Mirror of the gdb mailing list
 help / color / mirror / Atom feed
* Checking function calls
@ 2002-12-04 18:02 Fredrik Tolf
  0 siblings, 0 replies; 6+ messages in thread
From: Fredrik Tolf @ 2002-12-04 18:02 UTC (permalink / raw)
  To: gdb

I'm having a strange problem in a program that I'm writing (in C). The
background is essentially as follows:
The program is multithreaded, and in one thread I'm looping through a
linked list, and because elements may be freed inside the loop, I have
an extra variable to hold a pointer to the next element. I only use this
variable three times in total, like this:

for(cur = list; cur != NULL; cur = next)
{
    if((next = cur->next) != NULL)
        pthread_mutex_lock(&next->mutex);
    ... /* next is not mentioned anymore */
}

There is a bug, which happens extremely seldomly (the program can go for
days without anything happening), that appears to change the content the
next variable, usually to something between 0x10 and 0x30. This, of
course, causes the thread to segfault in the next iteration. At first I
was expecting that another thread somehow gets there and modifies the
storage memory of next. I realized that it was extremely unlikely that
this would happen, especially since it was this variable and nothing
else that was being changed, but I didn't have any other lead. Recently,
I debugged it a little, and found that next is actually being stored in
a register (EBX, more specifically, I'm using an IA32 arch).
At first I therefore suspected a compile error by gcc, but after
checking the assembly output, I ruled out that possibility; EBX was
being used exactly as instructed. The possibility that the next element
of the list structure is changed and then loaded into the next variable
is also impossible. Therefore, the failure has to be that a called
function doesn't restore EBX correctly, on rare occasions, right? If I'm
not completely mistaken, there is no other possibility.

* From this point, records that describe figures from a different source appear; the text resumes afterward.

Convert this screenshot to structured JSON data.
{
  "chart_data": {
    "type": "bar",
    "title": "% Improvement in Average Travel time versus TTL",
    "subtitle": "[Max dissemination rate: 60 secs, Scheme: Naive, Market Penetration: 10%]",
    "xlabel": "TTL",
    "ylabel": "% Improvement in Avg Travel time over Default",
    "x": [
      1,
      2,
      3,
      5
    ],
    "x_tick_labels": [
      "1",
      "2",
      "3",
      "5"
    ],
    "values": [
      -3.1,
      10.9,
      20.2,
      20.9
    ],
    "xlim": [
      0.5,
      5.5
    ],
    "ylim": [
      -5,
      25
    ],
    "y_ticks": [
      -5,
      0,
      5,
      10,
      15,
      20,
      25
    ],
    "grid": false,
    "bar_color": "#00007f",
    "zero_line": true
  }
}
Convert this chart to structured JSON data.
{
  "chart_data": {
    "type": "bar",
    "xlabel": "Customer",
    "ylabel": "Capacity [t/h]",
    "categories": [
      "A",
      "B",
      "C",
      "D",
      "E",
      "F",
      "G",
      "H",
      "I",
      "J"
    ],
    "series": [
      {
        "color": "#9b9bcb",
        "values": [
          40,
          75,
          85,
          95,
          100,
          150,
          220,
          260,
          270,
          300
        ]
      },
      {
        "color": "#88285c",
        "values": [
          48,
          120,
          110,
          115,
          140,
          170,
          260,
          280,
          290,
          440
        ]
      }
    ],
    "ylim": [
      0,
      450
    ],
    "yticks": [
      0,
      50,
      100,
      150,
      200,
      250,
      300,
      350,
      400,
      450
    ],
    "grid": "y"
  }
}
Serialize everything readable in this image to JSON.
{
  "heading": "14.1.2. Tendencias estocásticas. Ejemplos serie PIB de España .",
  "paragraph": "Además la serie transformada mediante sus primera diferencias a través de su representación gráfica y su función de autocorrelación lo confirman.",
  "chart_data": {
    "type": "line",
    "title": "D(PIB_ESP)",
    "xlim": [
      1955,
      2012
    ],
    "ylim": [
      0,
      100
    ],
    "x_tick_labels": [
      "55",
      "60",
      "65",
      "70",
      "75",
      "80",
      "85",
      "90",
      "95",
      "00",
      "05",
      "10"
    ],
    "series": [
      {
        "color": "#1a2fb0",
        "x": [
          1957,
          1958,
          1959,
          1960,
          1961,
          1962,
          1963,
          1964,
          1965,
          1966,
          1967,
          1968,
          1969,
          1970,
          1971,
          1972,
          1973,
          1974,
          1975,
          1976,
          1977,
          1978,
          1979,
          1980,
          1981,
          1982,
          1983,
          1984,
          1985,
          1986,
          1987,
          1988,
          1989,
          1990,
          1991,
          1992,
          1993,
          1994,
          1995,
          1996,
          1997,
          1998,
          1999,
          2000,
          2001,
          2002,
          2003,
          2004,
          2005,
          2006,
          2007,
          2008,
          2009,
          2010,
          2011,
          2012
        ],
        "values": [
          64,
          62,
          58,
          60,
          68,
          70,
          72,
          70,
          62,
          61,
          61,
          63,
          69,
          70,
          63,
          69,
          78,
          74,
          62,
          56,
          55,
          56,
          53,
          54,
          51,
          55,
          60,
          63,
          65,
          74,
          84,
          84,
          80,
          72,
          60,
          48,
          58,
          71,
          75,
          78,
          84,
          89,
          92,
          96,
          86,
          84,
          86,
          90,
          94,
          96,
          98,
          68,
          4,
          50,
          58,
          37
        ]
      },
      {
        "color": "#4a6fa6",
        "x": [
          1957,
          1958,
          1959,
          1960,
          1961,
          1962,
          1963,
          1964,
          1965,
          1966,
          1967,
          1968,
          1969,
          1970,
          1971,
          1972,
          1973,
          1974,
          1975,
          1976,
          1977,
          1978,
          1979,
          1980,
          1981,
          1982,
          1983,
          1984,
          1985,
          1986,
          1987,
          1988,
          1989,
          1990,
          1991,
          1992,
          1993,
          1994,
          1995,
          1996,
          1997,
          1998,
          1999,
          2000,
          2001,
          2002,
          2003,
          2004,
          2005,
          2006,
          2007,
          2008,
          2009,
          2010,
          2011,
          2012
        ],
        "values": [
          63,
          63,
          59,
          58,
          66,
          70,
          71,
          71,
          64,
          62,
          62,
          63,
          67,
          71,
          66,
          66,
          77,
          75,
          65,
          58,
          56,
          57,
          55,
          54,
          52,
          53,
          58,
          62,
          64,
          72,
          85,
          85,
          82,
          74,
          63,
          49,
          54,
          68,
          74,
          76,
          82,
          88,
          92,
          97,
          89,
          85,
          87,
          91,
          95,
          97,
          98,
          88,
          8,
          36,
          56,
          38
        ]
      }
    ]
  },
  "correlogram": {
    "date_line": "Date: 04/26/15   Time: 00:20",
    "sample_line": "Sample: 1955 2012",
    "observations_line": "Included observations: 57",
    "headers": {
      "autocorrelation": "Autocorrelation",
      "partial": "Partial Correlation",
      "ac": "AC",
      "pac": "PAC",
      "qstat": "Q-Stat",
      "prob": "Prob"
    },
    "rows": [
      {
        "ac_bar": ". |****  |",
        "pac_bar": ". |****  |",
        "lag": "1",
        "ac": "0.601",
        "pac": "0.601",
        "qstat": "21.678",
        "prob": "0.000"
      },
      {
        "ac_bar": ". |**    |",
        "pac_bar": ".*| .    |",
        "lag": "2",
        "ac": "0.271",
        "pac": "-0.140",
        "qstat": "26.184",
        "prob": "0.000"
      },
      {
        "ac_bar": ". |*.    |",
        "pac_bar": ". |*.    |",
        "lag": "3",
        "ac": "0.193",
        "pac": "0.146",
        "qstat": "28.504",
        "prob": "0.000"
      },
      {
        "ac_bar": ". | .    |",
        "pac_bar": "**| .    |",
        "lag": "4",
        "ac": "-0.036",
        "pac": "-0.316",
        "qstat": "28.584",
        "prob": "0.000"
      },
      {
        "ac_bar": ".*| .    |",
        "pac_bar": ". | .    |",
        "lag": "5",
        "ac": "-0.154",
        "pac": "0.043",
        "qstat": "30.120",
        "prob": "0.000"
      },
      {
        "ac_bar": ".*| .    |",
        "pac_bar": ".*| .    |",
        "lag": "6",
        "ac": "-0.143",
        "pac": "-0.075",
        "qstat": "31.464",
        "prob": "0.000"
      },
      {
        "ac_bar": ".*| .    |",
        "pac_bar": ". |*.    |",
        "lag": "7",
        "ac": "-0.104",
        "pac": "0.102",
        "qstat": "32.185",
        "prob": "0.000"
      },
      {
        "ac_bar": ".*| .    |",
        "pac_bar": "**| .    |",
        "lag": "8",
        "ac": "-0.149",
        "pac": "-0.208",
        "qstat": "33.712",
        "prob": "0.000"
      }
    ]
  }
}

My question is thus: Is there any way of debugging this with GDB? Can I
make GDB check that EBX is the same before and after every function call
from that frame in this thread to isolate the failing function? The
frame never exits (until the program exits, that is), if that helps.

I have been trying to solve this problem for months now, and I would be
eternally grateful if someone helped me do it.

Fredrik Tolf



^ permalink raw reply	[flat|nested] 6+ messages in thread
* Re: Checking function calls
@ 2002-12-04 20:51 Michael Elizabeth Chastain
  2002-12-05 15:14 ` Fredrik Tolf
  0 siblings, 1 reply; 6+ messages in thread
From: Michael Elizabeth Chastain @ 2002-12-04 20:51 UTC (permalink / raw)
  To: fredrik, gdb

Hi Fredrik,

I'm throwing out a bunch of ideas here, take whatever looks useful
and discard the rest.

> Therefore, the failure has to be that a called
> function doesn't restore EBX correctly, on rare occasions, right?

I have seen this happen in a mixed programming environment,
with a Cygwin program that used a Windows DLL.  The Windows DLL
had subtly different calling conventions where it did not preserve
%ebx, %esi, and %edi across function calls.  Perhaps you have some
kind of third party library in your program which has a similar
compatibilty issue?

> My question is thus: Is there any way of debugging this with GDB? Can I
> make GDB check that EBX is the same before and after every function call
> from that frame in this thread to isolate the failing function? The
> frame never exits (until the program exits, that is), if that helps.

You could set a bunch of conditional breakpoints with "break if %ebx !=
saved_ebx", where you add code to your program to initialize saved_ebx.
Or you could say "break if %ebx < 0x1000" or some convenient constant.

You could also try forcing your variable to be on the stack instead of a
register.  Remove the "register" attribute from the declaration of "next"
if you have one.  Then add a "do_nothing(&next)" call to your function,
to force "next" to be on the stack instead of in a register.  If the
symptoms go away then it's more likely to really be a register clobber.
If the symptoms remain then it's more likely to be a memory clobber
(or you have a really sick low-level function that clobbers random words
on the stack but this does not feel like it).

> At first I was expecting that another thread somehow gets there and
> modifies the storage memory of next.

I still suspect this.  It's more likely that memory gets clobbered rather
than a register value.

Perhaps you need a function that locks the whole list and walks it for
a sanity check, without deleting anything?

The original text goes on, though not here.